Failure to Accurately Transcribe Medication Orders and Notify Provider of Elevated Blood Glucose
Penalty
Summary
The facility failed to accurately transcribe and administer a prednisone taper as ordered for a resident who was readmitted following a hospital stay. The hospital discharge summary specified a tapering schedule for prednisone, but the orders entered into the electronic medical record (EMR) did not match the hospital's instructions. The medication administration record (MAR) showed inconsistencies in the dosage and administration dates, with some doses marked as refused and others not aligning with the prescribed taper. The resident reported receiving incorrect doses and missing doses on certain days. Additionally, the facility did not notify the provider of elevated blood glucose levels for the same resident, who had a diagnosis of diabetes mellitus.

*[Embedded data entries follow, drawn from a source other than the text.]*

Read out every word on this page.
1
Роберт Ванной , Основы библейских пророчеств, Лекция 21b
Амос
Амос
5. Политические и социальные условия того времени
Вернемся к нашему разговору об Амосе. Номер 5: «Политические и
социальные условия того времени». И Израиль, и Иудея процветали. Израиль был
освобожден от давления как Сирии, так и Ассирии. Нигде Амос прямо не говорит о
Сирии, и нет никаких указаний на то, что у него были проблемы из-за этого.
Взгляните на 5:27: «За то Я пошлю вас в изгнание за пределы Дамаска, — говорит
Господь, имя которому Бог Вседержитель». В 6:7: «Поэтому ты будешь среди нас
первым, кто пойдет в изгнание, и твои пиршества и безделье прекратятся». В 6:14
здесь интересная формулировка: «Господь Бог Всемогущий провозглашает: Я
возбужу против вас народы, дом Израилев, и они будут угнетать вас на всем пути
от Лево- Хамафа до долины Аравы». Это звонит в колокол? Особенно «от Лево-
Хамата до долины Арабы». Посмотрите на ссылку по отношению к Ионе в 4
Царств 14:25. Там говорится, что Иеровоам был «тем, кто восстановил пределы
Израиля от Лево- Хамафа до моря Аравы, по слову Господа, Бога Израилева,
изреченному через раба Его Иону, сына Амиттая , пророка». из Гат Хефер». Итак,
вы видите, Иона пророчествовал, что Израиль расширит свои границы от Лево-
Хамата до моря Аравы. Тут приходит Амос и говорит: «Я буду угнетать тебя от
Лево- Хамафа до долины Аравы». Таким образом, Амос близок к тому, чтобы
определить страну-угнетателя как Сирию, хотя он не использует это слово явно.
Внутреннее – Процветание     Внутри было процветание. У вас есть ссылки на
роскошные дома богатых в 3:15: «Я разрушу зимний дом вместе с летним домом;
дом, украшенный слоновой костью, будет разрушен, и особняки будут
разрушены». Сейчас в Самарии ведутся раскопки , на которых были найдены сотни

The resident's care plan included blood sugar monitoring as ordered by the physician, but the initial orders lacked specific parameters for when to notify the provider. Blood glucose readings over 400 mg/dL were recorded on two occasions, but there was no documentation that the provider was notified or that additional insulin or rechecks were performed. Staff interviews revealed uncertainty about notification protocols in the absence of explicit parameters, and the Director of Nursing confirmed that there was no evidence of provider notification for the elevated readings. The resident was cognitively intact and able to report her experiences, stating that staff did not respond to her high blood glucose readings and that she did not receive the correct prednisone taper. The facility's policies required medications to be administered as prescribed and for providers to be updated as needed, but these protocols were not followed in this case, resulting in the deficiencies identified.